Generally, I will check with the manufacturer to see if they will just send a replacement part. As Mike said, you can photograph the part and send it to Martin and see what they say (Are you the original owner and do you have the warranty?).

If I have doubts as to whether I have the warranty, then I decide whether it is best to do a straight up replacement (replace with exactly the same part) or take the opportunity to replace the part with a better part. In most cases, if the “better” option is not too pricy, I go with that. And in this case I would consider installing either a K&K mini pickup or the JJB pickup of the same type (much cheaper, very similar tone and just the same to install).

The only problem with an “upgrade” of the pickup could be that the button style transducers may not work well with the very high impedance of the Fishman preamps in which case you should stick with a same to same replacement.

Good luck!

after using a straight edge and a magnifying glass I found the saddle was a bit leaning, not square and after a tiny bit of sanding against a fret file it seems that the E string is now closer in volume at least not as bad as it was I can live with that . the small end I saw the first time is just the way it is made.

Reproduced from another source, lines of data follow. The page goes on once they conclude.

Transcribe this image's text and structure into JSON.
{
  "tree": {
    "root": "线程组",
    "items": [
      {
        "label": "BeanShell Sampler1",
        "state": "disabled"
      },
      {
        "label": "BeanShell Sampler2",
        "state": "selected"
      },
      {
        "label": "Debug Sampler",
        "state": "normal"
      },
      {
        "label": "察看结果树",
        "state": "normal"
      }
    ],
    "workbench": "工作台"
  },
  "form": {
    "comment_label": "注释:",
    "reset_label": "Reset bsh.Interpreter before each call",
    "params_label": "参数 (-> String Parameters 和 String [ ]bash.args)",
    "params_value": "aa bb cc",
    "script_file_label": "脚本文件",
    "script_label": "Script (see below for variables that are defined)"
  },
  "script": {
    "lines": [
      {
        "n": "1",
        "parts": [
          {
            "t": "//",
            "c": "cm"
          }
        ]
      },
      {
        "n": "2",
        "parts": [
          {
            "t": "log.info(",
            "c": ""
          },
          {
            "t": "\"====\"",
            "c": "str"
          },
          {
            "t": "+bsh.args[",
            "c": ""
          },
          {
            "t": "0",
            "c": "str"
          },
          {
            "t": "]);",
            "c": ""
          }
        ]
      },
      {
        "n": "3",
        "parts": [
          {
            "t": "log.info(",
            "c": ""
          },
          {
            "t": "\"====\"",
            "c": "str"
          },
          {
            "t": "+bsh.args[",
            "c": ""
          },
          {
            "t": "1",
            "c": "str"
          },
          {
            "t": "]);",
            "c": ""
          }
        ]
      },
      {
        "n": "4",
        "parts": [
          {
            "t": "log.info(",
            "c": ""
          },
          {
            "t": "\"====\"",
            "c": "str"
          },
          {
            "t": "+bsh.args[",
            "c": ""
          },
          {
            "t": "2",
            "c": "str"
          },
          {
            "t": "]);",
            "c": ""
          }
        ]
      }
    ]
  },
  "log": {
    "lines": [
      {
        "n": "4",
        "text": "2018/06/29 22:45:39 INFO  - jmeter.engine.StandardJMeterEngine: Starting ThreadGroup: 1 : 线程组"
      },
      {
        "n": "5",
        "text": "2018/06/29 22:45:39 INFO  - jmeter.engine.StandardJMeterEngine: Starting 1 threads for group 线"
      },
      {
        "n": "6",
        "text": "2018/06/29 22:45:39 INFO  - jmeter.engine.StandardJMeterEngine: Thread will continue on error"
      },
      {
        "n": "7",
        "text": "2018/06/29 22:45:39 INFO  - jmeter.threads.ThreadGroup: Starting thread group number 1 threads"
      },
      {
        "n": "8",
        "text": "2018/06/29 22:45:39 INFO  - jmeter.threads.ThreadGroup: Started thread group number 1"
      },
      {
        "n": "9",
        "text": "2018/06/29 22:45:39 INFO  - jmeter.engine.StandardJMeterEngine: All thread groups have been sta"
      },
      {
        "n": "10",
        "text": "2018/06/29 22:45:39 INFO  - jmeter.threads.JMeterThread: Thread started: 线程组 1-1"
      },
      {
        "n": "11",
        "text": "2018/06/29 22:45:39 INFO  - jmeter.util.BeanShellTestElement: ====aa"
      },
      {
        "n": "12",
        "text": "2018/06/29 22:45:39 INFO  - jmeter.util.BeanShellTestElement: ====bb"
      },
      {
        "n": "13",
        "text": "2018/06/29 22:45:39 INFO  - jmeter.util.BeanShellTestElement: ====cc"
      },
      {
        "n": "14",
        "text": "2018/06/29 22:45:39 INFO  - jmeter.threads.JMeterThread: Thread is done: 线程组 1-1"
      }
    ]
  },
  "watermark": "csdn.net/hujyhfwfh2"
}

I noticed there is more than enough material to cover all the strings and some left over ,. but right at the end it is not square but like a little pig tail. I post when I have a problem and usually I find a tip to help, this time it worked again and thanks all of you that gave me the right information
. This is like having a shop manual for a car LOL The little cube amp I have has a acoustic amp built in and it sounds real nice .
I am the original owner had it about a year and a half but I don’t like going to Martin much unless it would be a very expensive repair because I would have to drive almost 200 miles round trip or spend 50 bucks on postage . so it is not to hatefullI would rather not use the warranty for smaller stuff . I sounds good to me now and again thanks for your advice

Guess what? when I changed strings the problem disappeared I went to medium gauge and it just smoothed out perfect all strings amplify well now and Mike you were not kidding about it being touchy. Watch the string changing video at Martin it will speed up the process . Thanks again to all of you for the help . My wife now thinks I have SCS (string changing syndrome) she told me I just had changed them six months ago LOL , actually about every 30 days .

Good deal. Congrats on getting it “squared” away.